(Newswire.net— May 13, 2020) — Experts from Israel have proposed a new way to exploit one weakness of the coronavirus in order to start economic and other activities, without an increase of the number of people infected with the virus.
That weakness of the coronavirus is its “latency period” – the time that starts three days from the moment when someone becomes infected with it and lasts until the moment when the virus starts transmitting to others.
That period is the “Achilles’ heel” of the virus, scientists say, which “should be used in order to revive the economy while preserving the safety of employees” as well as other activities.
The authors of this proposal are Eran Yashiv, professor of economics at Tel Aviv University and the London School of Economics, and Uri Alon and Ron Milo, from the Weizmann Institute of Science in Israel, professors of the world’s new multidisciplinary university subject Computational and Systems Biology (CaSB). The discipline uses algorithms that rely on natural sciences, mathematics, and computer science, to solve problems of biology and nature – Virusology in this case.
Due to the perceived weakness of the virus during the transmission, they believe that the work days should be organized in two-week cycles, which they called “System 10-4”, about which they published an article in the “New York Times.”
The professors suggest that “for four days, employees – of course with protective masks and at a safe distance from each other, work as usual, and for the next ten days, during the time when it is possible to transmit the virus if infected, be quarantined at home.”
The first concrete reactions come from the European Union as according to the article, Austrian education authorities have decided to apply this system as of Monday, May 18.
An analysis of the Weizmann Institute’s model, the professors write, indicates that this solution can reduce the “reproductive number” of the virus to less than one in the case of coronavirus – meaning how many people are infected on average by a person who carries the virus.
Thus, “System 10-4” can suppress the epidemic, and enable sustainable economic activity, the Israeli professors believe.
This system enables someone, even if he is infected and has no symptoms, to be in contact with people at work and with others outside his household for only four days, and for the next ten days they are preventively in self-isolation.
This reduces the density of people at work and at school, which limits the possibilities for transmitting the virus.
Students could thus attend classes in schools for four consecutive days every two weeks, in two groups that would take turns, and on other days they would follow classes at a distance, safely isolated in their homes.
Children would go to school on the same days as their parents to work, and then they would spend ten days together at home.
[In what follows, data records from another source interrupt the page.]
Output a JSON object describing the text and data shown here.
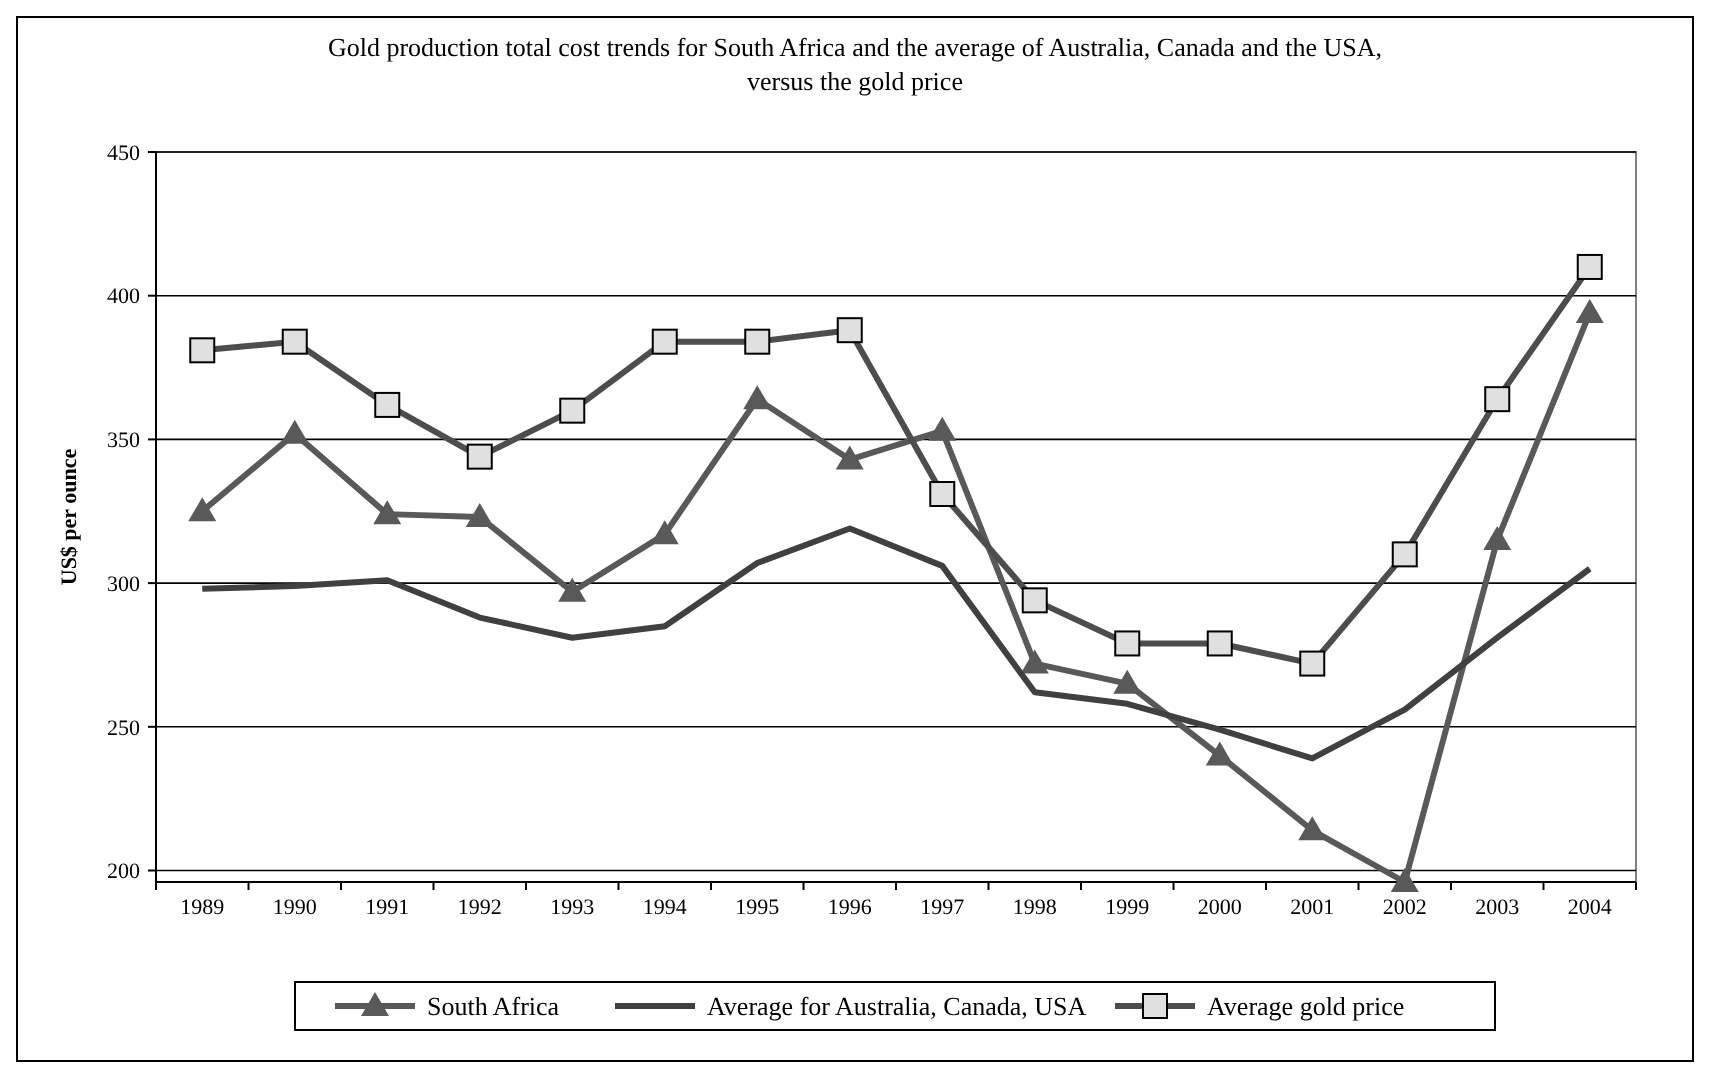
{
  "chart_data": {
    "type": "line",
    "title": "Gold production total cost trends for South Africa and the average of Australia, Canada and the USA, versus the gold price",
    "ylabel": "US$ per ounce",
    "categories": [
      "1989",
      "1990",
      "1991",
      "1992",
      "1993",
      "1994",
      "1995",
      "1996",
      "1997",
      "1998",
      "1999",
      "2000",
      "2001",
      "2002",
      "2003",
      "2004"
    ],
    "series": [
      {
        "name": "South Africa",
        "color": "#595959",
        "marker": "triangle",
        "values": [
          325,
          352,
          324,
          323,
          297,
          317,
          364,
          343,
          353,
          272,
          265,
          240,
          214,
          196,
          315,
          394
        ]
      },
      {
        "name": "Average for Australia, Canada, USA",
        "color": "#404040",
        "marker": "none",
        "values": [
          298,
          299,
          301,
          288,
          281,
          285,
          307,
          319,
          306,
          262,
          258,
          249,
          239,
          256,
          281,
          305
        ]
      },
      {
        "name": "Average gold price",
        "color": "#4d4d4d",
        "marker": "square",
        "values": [
          381,
          384,
          362,
          344,
          360,
          384,
          384,
          388,
          331,
          294,
          279,
          279,
          272,
          310,
          364,
          410
        ]
      }
    ],
    "ylim": [
      196,
      450
    ],
    "yticks": [
      200,
      250,
      300,
      350,
      400,
      450
    ],
    "grid": "y",
    "legend": "bottom"
  }
}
Two groups of workers would also work alternately in companies, production would be regular and predictable, which would increase consumer confidence and increase both supply and demand.
The implementation of the “System 10-4,” write Israeli professors, warns of economic and psychological consequences that would occur if the economy suddenly started working, and the number of infected people would inevitably increase, which would necessitate the reintroduction of general movement bans, back to what they were at the beginning of the pandemic.
“System 10-4”, according to the authors, enables at least part-time work for millions of people, which would help them, and there would be less need to give them systemic financial assistance, and the number of businesses going bankrupt would be reduced, which would accelerate economic recovery.